One other key difference in the two models comes in their EV modes. The Hyundai Sonata Hybrid EV mode can work up to highway speeds for short distances, but there is no driver-selectable mode. The Camry Hybrid offers a driver-selectable EV mode, but the EV mode is only available at speeds below 25 mph.
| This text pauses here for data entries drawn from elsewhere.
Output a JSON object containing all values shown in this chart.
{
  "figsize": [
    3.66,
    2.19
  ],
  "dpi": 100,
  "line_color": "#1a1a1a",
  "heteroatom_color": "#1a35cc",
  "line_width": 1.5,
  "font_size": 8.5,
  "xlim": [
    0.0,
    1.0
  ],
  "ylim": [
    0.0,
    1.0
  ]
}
Fuel economy figures are almost a dead heat. The EPA rates the 2016 Hyundai Sonata Hybrid Limited at 39 City/43 Highway/41 Combined. The 2016 Toyota Camry Hybrid XLE gets 40 City/38 Highway/40 Combined.
How They Drive
Neither one of these midsize hybrid sedans is going to provide driving excitement on a curvy road. But that doesn't say either one will fall flat. Both models feel secure when cornering and provide decent heft with the steering. Ride comfort is about equal as both models seem to glide over bumps with no issues. The Sonata Limited Hybrid holds a slight edge over the Camry Hybrid XLE when it comes to noise isolation.
The Camry and Sonata Hybrid both have a five-star overall rating from NHTSA and Top Safety Pick+ from IIHS. Safety equipment is similar on both models with a full suite of airbags, traction and stability control, and a backup camera. The Sonata Hybrid Limited jumps ahead of the Camry Hybrid XLE as it gets blind spot monitoring and Hyundai's BlueLink telematics as standard. You can get it on the XLE as part of a $3,165 option package.
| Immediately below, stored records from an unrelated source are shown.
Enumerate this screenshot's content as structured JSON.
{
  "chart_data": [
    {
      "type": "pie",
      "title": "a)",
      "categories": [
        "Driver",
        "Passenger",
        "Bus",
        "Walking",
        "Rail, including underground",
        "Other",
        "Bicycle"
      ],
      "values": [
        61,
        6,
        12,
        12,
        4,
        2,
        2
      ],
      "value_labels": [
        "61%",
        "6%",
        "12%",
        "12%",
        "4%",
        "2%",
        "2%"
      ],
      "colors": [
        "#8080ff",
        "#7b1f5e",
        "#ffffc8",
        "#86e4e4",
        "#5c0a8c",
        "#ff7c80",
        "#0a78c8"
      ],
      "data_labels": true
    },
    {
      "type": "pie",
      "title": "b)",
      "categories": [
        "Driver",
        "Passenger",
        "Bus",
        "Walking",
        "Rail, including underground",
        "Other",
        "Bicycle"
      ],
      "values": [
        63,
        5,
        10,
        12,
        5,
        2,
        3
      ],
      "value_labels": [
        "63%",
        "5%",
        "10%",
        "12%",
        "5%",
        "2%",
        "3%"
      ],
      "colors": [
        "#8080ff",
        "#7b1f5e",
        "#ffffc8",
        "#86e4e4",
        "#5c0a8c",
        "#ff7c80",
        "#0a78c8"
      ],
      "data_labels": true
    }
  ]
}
Both models can be equipped with advanced safety features such as radar cruise control (Sonata's system has the ability to fully stop and start back up when in traffic), lane departure warning, automatic high beams, and forward collision warning.
Pricing and Value
The Sonata Hybrid Limited undercuts the Camry Hybrid XLE by $40 in terms of base price ($30,100 vs. $30,140). Both models feature 17-inch alloy wheels, LED daytime running lights, dual-zone climate control, keyless entry and ignition; leather seats, and power adjustments. The Camry Hybrid XLE comes does come with a six-inch touchscreen with the Entune infotainment system and navigation, and a wireless cell phone charger. But this is where Hyundai leapfrogs Toyota. Aside from the telematics system and blind spot monitoring, the Sonata Hybrid Limited also features HID xenon headlights, heated steering wheel, ventilated front seats, heated rear seats, and memory function for the driver's seat.
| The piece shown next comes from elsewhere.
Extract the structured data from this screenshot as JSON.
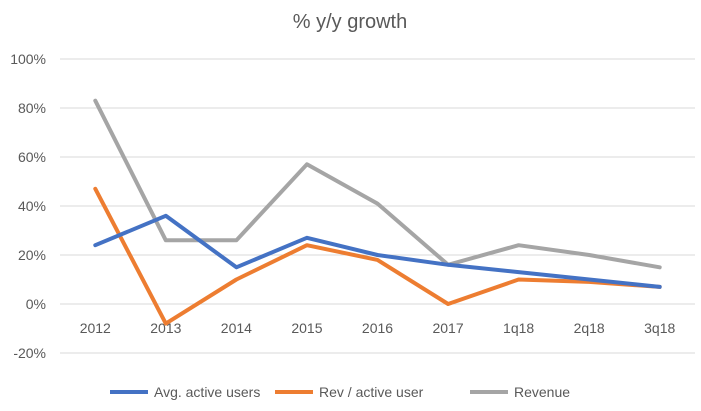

In terms of options, Toyota offers three levels of packages that add such features such as a JBL audio system, a seven-inch screen with Toyota's Entune infotainment system, sunroof, blind spot monitoring, Toyota's Safety Connect system, and aTechnology package that includes lane departure warning and radar cruise control. Option packages range from $1,860 to $4,430.
Hyundai only offers one option package for the Sonata Hybrid Limited known as the Ultimate package. For $4,500, this package adds such features such as lane departure warning, radar cruise control, automatic high beats, panoramic sunroof, Infinity premium audio system, and an eight-inch touchscreen with navigation.
Without options, the Sonata Hybrid Limited has the advantage. With options and both models are neck and neck.
I'm going to let our man on the Toyota beat, John Goreham sum up the Camry Hybrid.
"The Camry Hybrid stands out in my mind because it adds power and torque. Aside from the emissions reductions and fuel economy savings, the Camry Hybrid is smoother and quieter than most cars in its class."
One more thing in the Toyota's corner, they a have a history of building reliable hybrid models.
Hyundai though has an interesting challenger in the Sonata Hybrid Limited. It matches the Camry Hybrid in terms of ride and handling, and the fuel economy numbers are very close. Plus, you have the long list of standard equipment on the Limited that the Camry Hybrid XLE cannot fully match.
So that makes the Hyundai Sonata Hybrid Limited our winner in this comparison? If we're talking about the models with no options, then the Sonata would be my pick. But add in the options on both models and it becomes a dead heat. Either way, both of these models make a strong case as to why you should consider them.